On October 10, 2015, I got told by the principal in front of my whole
eighth-grade class that I was getting dress coded because I was showing too
much, and it was distracting the boys in my class from learning. I got up from
my seat walked out of the classroom and calmly asked her why I was being dress
coded because nothing I was wearing was tight nor was it revealing. Mrs. Baker,
my principal, grabbed the back of my joggers and told me I was wrong, and I
shouldn’t be arguing with her because she was the adult, and I was the child,
and I didn’t know what I was talking about. She pulled me from the hallway to
the office and told me to call my mother. I called my mother and asked her if
she could come to school immediately and bring a different pair of pants with
her. When my mom got to school, she was confused. Why was she bringing me a
different pair of pants? She walked into the office and noticed I was sitting
outside of the principal’s office with my head down. She asked me what happened
and noticed I was upset. I told her what had happened. I could tell in her eyes
she was angry. I told her I was sorry for making her drive to school to give me
a different pair of pants. She looked at me and smiled. “That’s okay honey I’m
happy to do it, but you really shouldn’t have to change. You look wonderful,”
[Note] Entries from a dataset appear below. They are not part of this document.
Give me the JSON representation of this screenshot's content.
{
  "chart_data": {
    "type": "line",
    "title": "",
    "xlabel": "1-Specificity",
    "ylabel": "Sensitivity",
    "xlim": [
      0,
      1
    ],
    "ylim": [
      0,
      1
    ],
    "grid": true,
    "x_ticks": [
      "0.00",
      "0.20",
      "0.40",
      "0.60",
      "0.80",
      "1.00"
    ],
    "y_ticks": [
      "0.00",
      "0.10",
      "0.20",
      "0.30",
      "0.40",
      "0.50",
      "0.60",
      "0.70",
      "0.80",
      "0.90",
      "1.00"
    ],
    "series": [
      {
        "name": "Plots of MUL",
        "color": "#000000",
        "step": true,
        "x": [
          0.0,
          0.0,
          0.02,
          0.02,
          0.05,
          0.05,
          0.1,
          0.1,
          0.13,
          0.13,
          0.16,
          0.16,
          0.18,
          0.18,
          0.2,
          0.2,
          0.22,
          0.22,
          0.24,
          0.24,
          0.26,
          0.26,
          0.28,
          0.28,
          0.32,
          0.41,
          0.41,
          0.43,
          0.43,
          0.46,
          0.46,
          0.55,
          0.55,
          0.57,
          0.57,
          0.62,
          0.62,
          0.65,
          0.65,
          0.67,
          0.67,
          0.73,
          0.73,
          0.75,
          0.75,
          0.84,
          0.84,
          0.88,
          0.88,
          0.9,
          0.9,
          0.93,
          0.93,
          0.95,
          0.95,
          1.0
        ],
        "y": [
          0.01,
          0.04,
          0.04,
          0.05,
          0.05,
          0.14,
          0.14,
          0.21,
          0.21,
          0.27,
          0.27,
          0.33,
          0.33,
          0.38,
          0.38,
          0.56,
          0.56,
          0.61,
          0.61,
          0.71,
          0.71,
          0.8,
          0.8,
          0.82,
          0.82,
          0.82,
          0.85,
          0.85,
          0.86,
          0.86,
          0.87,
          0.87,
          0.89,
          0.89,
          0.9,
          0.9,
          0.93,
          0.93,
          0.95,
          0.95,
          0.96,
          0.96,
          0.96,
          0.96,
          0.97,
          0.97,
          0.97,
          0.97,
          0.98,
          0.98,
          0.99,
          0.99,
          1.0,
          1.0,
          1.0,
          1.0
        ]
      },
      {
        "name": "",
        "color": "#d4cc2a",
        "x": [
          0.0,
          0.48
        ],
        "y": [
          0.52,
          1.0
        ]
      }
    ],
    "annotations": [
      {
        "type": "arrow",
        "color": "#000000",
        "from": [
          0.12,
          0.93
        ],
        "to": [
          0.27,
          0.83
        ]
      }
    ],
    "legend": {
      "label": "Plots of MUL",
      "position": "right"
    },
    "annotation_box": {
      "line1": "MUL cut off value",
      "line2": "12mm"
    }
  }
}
she said. My mother went into the principal’s office and talked to Mrs. Baker.
Mrs. Baker told me I needed to go change my clothes, and when I came back, she
handed me an in-school detention.
The lesson I learned from this is that a person in a position of
power over you will do and say anything in a situation even when they are in
the wrong just to make you feel bad or uncomfortable. I believe my principal
called me out in front of my peers because she knew she had the upper hand, and
there was nothing I could do. When you’re in trouble and you don’t agree with
why it is you are in trouble, the adult in charge isn’t going to hear you out. They
see you as a child and them as an adult and they can take advantage of that
instead of approaching it the correct way. Before this incident, I had previous
issues with my principal. To this day, I am insecure and never feel that I can
approach another adult without being criticized. As an adult now, I know what
is appropriate to wear and how to handle situations that are simply out of my
control. As sad as I was at the time, I am glad I can say I learned an
important life lesson.
In the future, I would like to see the dress code changed because I
learned people can be sexist about what young girls wear. I feel I was targeted,
and I would like to see the dress code change because I feel that girls are
sexualized and the rules don’t apply to the boys. If I was the one dress
coding, I would try and see it from their point of view, but if I felt they
were wrong, I would try to address it the correct way and have them understand
it’s not their fault. If I was being dress coded, I would want a valid reason
on why I am being dress coded not just centering the boys by saying, “You’re
revealing too much,” or “You’re distracting boys from learning.” I hope other
young girls learn the same lesson but learn without going through the same
hardships that I did.
About the Author
My name is Sidney Contoni, and
I am a graduate of Limestone Community High School. I am currently a student at
Illinois Central College planning to further my education at Illinois State
University. I am majoring in Early Elementary education. I find myself most
interested in writing about personal experiences and sharing them.